Le juge Ilda di Marino est chargé de l’instruction. La France, à la différence des pays de droit anglo-saxon, a choisi le système inquisitoire dans son système pénal. Dans un tel système, le juge d’instruction occupe une place prépondérante. Qualifié d’ « homme le plus puissant de France » par Napoléon, il dispose de pouvoirs étendus et doit instruire le dossier à charge et à décharge. Il travaille donc théoriquement tant pour l’accusation que pour la défense. Mais l’instruction de l’affaire Ranucci présente un certain nombre de carences, sans doute explicables par la pression qui pesait sur les épaules des magistrats d’aboutir à un résultat rapide, qu’il convient de relever.

Ilda di Marino n’a entendu Christian Ranucci que cinq fois. Dans le cadre d’une affaire d’une telle gravité, on peut s’étonner que le principal suspect n’ait été entendu que cinq fois, dont seulement deux en présence de ses avocats.
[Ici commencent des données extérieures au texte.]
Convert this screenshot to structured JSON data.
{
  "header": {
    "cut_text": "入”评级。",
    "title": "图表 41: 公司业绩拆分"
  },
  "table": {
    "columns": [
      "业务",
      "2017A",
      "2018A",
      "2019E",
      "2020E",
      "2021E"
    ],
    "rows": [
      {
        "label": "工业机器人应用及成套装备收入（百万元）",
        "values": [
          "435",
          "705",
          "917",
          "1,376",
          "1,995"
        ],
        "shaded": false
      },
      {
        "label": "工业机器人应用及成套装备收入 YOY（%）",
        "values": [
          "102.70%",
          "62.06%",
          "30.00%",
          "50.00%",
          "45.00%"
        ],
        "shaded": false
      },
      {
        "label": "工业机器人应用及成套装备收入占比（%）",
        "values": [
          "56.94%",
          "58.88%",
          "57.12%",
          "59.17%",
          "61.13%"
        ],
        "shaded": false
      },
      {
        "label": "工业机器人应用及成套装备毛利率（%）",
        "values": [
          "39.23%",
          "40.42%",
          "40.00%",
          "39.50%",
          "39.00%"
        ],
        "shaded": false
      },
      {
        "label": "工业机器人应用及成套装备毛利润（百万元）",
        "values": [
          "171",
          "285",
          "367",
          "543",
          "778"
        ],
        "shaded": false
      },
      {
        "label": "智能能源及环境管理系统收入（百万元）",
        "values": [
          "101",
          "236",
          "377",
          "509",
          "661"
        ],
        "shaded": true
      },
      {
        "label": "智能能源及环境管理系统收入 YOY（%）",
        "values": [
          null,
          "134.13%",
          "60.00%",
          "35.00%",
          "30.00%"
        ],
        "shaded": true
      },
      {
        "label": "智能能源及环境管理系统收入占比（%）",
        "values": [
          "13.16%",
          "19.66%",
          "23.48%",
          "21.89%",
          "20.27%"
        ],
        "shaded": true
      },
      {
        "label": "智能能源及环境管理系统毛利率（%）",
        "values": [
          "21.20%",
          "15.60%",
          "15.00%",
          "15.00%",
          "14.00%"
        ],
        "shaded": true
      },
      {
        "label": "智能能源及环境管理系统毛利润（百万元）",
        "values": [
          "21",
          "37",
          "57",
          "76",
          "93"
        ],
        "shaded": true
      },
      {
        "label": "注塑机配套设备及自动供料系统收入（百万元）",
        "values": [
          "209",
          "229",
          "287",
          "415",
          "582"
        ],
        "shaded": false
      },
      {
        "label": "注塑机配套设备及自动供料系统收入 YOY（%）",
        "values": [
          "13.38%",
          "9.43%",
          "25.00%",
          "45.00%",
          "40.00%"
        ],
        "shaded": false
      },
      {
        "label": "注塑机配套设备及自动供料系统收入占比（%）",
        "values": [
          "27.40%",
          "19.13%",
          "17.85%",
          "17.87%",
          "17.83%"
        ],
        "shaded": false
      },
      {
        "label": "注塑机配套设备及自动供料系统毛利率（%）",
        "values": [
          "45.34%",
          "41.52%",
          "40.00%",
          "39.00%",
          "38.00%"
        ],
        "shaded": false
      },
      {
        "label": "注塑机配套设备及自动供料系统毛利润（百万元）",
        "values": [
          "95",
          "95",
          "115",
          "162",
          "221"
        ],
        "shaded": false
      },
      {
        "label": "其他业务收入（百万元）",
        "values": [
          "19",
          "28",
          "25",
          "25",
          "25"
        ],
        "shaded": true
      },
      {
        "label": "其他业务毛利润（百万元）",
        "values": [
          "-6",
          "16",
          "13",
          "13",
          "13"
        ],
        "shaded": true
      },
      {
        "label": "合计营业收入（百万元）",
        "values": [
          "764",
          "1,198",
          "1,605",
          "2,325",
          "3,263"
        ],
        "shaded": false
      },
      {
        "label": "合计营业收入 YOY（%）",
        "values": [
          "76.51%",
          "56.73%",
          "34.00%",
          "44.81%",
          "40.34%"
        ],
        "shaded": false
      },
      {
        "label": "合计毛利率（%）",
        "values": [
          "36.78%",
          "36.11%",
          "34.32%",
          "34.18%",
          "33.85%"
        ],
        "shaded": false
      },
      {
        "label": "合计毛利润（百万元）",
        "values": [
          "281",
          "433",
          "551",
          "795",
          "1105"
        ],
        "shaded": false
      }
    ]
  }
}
Il est difficile pour un homme pris dans l’engrenage judiciaire d’assurer correctement sa défense dans de telles conditions, il est également difficile pour ses avocats de constituer un dossier à décharge quand le juge d’instruction s’empresse de compléter le dossier à charge.

Dans le même ordre d’idées, la reconstitution du crime s’est apparentée à une mascarade. Le jour de cette reconstitution, il est évident que la police a reçu de nombreuses menaces, et on craignait l’action d’un tireur isolé, décidé à venger la mort de la petite Rambla. Mais plutôt que de prendre des mesures à même d’assurer la protection de Ranucci, le juge di Marino a préféré effectuer la reconstitution à bord d’un fourgon de police sans presque jamais en descendre. Le fourgon s’est donc rendu successivement sur chacun des lieux de l’enlèvement et du meurtre, marquant une courte pause puis redémarrant sur les chapeaux de roue vers la prochaine étape. Il est d’autant plus préjudiciable qu’une telle reconstitution n’ait pu avoir lieu qu’elle aurait pu permettre de faire naître un doute quant à l’exactitude du témoignage des Aubert qui, rappelons-le, pèse très lourd dans le dossier de l’accusation.
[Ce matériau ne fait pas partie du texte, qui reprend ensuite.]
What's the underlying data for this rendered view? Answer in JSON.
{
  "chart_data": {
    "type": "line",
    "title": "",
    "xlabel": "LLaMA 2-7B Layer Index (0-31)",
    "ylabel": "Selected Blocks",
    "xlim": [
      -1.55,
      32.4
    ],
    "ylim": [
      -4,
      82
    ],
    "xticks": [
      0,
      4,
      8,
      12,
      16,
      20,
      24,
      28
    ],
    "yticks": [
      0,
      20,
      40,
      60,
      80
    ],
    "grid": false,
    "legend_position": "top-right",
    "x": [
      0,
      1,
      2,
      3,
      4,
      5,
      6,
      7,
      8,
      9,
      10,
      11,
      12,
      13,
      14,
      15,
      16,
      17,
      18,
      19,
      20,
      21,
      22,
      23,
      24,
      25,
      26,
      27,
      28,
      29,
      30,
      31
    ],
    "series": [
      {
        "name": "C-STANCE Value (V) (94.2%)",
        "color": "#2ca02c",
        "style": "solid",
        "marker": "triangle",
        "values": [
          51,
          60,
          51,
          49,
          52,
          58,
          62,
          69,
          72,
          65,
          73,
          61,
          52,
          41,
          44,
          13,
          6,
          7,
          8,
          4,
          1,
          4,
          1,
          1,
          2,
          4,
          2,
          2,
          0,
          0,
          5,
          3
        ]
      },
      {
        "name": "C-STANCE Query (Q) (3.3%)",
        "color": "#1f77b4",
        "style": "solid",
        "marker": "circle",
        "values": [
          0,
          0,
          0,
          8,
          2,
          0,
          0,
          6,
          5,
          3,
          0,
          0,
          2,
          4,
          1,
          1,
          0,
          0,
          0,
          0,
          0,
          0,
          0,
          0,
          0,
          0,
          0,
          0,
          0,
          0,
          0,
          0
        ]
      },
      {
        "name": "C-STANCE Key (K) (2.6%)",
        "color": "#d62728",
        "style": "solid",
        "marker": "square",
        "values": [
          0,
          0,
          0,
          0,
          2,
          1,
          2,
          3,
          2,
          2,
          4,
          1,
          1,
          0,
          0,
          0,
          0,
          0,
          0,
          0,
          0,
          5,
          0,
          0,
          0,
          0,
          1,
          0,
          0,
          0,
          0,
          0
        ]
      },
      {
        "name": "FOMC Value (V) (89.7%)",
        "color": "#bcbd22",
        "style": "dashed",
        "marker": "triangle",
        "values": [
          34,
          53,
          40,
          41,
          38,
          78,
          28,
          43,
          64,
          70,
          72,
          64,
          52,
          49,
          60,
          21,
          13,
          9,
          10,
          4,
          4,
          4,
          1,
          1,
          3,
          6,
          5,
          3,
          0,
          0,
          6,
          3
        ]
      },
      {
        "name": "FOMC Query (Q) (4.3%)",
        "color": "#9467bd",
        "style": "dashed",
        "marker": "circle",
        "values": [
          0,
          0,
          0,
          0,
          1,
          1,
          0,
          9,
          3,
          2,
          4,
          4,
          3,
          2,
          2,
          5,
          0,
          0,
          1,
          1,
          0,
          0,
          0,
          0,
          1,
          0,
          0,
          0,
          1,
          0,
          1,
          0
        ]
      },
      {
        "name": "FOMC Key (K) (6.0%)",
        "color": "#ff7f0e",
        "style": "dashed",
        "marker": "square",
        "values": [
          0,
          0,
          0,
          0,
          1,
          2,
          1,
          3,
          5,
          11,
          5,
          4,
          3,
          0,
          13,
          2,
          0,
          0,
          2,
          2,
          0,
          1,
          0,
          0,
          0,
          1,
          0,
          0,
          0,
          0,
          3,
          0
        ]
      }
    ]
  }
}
Parmi ses nombreuses attributions, le juge d’instruction dispose du pouvoir de diligenter toutes les mesures qui lui semblent utiles pour les besoins du dossier. Une équipe d’experts psychiatres a donc été désignée. Elle devait établir si Christian Ranucci disposait de toutes ses facultés mentales, et si, dans le cas où il avait bien commis un meurtre, il était en pleine possession de ses moyens. Les psychiatres n’ont malheureusement pas exactement rempli cette mission. La question de la culpabilité de Ranucci n’était pas une supposition, elle était un postulat. Or il ne revient pas aux experts de juger de la culpabilité d’une personne mise en examen. En procédant ainsi, ils sortaient du cadre des fonctions qui leur ont été attribuées et une nouvelle équipe aurait dû être nommée afin de rendre un nouveau rapport.

Ainsi, lorsque l’instruction est close, le dossier à charge de l’accusation semble plus fourni que celui de la défense. Pourtant, un témoin inattendu et inespéré vient bouleverser cet état de fait.

Ce témoin se nomme Jeannine Mattéi. La mère de Christian l’a rencontrée au parloir de la prison car il se trouve que le fils de Madame Mattéi était lui aussi incarcéré aux Baumettes. Celle-ci révèle qu’un homme habillé d’un pull-over rouge, conduisant une Simca 1100 a tenté d’enlever sa fille ainsi qu’un autre enfant de sa cité en leur demandant de chercher avec lui son chien qu’il avait perdu. Convoquée à l’Evêché après l’arrestation de Christian avec d’autres habitants de la cité, aucun d’entre eux n’a reconnu en Christian l’homme qui s’était rendu coupable de ces agissements. Un homme correspondant au même signalement et utilisant le même modus operandi que l’homme qui a enlevé Marie Dolorès Rambla avait donc tenté déjà tenté d’enlever des enfants. Et d’après six témoins, cet homme n’était pas Christian Ranucci.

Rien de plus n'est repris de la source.